This may seem like an odd headline. Yet one of the beauties of a collaborative divorce is that many couples actually do learn how to talk to each other during this process. This does not happen by osmosis. It comes from working with a divorce coach prior to and during the negotiation.
In a more traditional divorce, attorneys may not want spouses talking during negotiations. In collaborative divorce, it’s very much to the benefit of the process if spouses can communicate with each other with and without attorneys present. The divorce coach as a conduit helps couples learn how to talk during the process and essentially sets up a structure for communications post-divorce.
Prior to negotiations, the divorce coach meets individually with each spouse. This session acts as a bit of a communication primer. For example, is there something you say or the way you say things that really sets your spouse off—and vice versa? Do you react in a certain way (e.g. facial expressions, body language) that takes conversations in a negative or unproductive direction?
The coach will also work with spouses on how to reframe their words to express his/her thoughts and feelings without being accusatory or escalating the tension level. For example, instead of saying things like, “You always… ___” a coach will work with a spouse to phrase it as, “I feel like this when you ___”. This may not seem like a big deal, but it does help keep the person on the receiving end from getting defensive or as defensive.
Having a third-party who is aware of these triggers involved in the negotiation can make it much easier to avoid confrontations that can bog down the process. A coach who notices something can interject and recommend a break so that people can collect themselves.
The coach can also set up communications ground rules outside the negotiation. For example, many divorcing couples will use e-mail and texting as a form of communication during the process. While this can be a useful tool it can also create problems (e.g. one party e-mails or texts incessantly; another party is unresponsive). The coach can set up some guidelines to sidestep possible tensions.

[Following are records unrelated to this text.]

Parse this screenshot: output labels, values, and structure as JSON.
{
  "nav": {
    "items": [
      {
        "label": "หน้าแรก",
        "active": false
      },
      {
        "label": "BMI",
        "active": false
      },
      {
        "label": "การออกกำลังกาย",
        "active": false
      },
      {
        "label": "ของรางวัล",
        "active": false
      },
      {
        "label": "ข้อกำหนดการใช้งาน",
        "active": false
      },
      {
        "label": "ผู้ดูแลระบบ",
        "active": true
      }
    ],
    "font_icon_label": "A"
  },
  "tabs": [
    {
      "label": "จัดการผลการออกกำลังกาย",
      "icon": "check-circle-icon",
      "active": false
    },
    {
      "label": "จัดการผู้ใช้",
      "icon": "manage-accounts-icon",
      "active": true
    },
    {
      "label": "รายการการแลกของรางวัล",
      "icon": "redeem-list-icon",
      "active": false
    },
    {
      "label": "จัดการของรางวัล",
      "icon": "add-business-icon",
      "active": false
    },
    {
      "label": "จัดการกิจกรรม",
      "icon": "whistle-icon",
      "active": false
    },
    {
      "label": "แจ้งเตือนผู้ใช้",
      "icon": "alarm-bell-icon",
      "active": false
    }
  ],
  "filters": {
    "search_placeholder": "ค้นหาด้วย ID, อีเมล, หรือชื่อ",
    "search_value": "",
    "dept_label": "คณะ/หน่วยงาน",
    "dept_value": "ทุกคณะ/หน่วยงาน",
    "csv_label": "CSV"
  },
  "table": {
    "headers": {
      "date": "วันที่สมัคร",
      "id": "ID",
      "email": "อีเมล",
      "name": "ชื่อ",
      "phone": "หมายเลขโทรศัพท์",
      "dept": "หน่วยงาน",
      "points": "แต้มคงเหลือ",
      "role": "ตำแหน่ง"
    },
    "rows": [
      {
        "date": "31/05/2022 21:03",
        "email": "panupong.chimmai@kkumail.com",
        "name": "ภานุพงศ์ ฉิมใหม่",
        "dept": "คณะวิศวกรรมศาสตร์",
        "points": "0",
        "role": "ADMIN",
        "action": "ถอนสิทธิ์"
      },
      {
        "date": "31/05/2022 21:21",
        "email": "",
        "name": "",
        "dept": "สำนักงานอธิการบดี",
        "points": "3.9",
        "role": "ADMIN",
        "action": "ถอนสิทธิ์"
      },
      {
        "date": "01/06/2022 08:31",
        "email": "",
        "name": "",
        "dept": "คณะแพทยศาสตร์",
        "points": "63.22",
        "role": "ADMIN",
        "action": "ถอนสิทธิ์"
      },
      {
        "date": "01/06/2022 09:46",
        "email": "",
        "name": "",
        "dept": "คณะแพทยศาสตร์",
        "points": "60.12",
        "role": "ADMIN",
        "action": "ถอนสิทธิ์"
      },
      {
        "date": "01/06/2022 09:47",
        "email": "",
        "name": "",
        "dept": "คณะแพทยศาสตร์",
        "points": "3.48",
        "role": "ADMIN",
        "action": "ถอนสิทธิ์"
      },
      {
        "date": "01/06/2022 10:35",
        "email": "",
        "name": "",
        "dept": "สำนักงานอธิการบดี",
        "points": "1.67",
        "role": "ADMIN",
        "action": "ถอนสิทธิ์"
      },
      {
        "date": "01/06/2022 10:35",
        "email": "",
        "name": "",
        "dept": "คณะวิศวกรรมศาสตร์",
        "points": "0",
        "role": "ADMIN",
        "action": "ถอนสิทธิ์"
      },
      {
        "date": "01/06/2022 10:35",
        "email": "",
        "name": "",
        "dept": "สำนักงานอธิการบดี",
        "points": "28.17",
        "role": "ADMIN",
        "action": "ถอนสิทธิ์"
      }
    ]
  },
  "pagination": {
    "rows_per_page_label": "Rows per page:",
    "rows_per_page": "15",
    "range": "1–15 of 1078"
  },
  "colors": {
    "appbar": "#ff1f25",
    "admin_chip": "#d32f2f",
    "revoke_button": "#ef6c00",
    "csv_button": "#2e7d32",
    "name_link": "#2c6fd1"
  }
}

For example, rather than e-mailing or texting multiple times a day regarding several issues, the guideline might be one party can only send one e-mail per day and the other spouse has 24 hours to respond. If he or she doesn’t, then the party who sent the text or e-mail can call or send a second e-mail or text.
With ground rules in place and the coach in place, divorcing couples can often dramatically improve their communication during the process and outside the attorney’s office. Inside the attorney’s office, we also have a secret weapon:
In my career, I can count on one hand the number collaborative divorce negotiations that did not have cookies, candies, fruits or some type of sustenance. While this may seem like a courtesy, something you would do for guests, it is very much part of the communication process.
How? Think about it. Food, particularly desserts, are a natural way to take the conversation down a notch and in another direction of common interest. Very few people will just sit there silently and eat.
“Isn’t this good?”
“Did you try this?”
“I shouldn’t, but why not?”
“I’m going to pay for this later.”
These types of non-sequiturs can really diffuse tension, especially when you were just knee-deep in a discussion about dividing assets, visitation schedules, etc.
And if food works for a couple, it’s probably not a bad a thing to implement in your communications going forward.
When it comes to collaborative divorce, it really becomes a matter of what works best to reach an agreeable resolution. With the support of a coach and the rest of the collaborative team, spouses can and have learned how to effectively communicate to come to agreement and have a productive relationship going forward.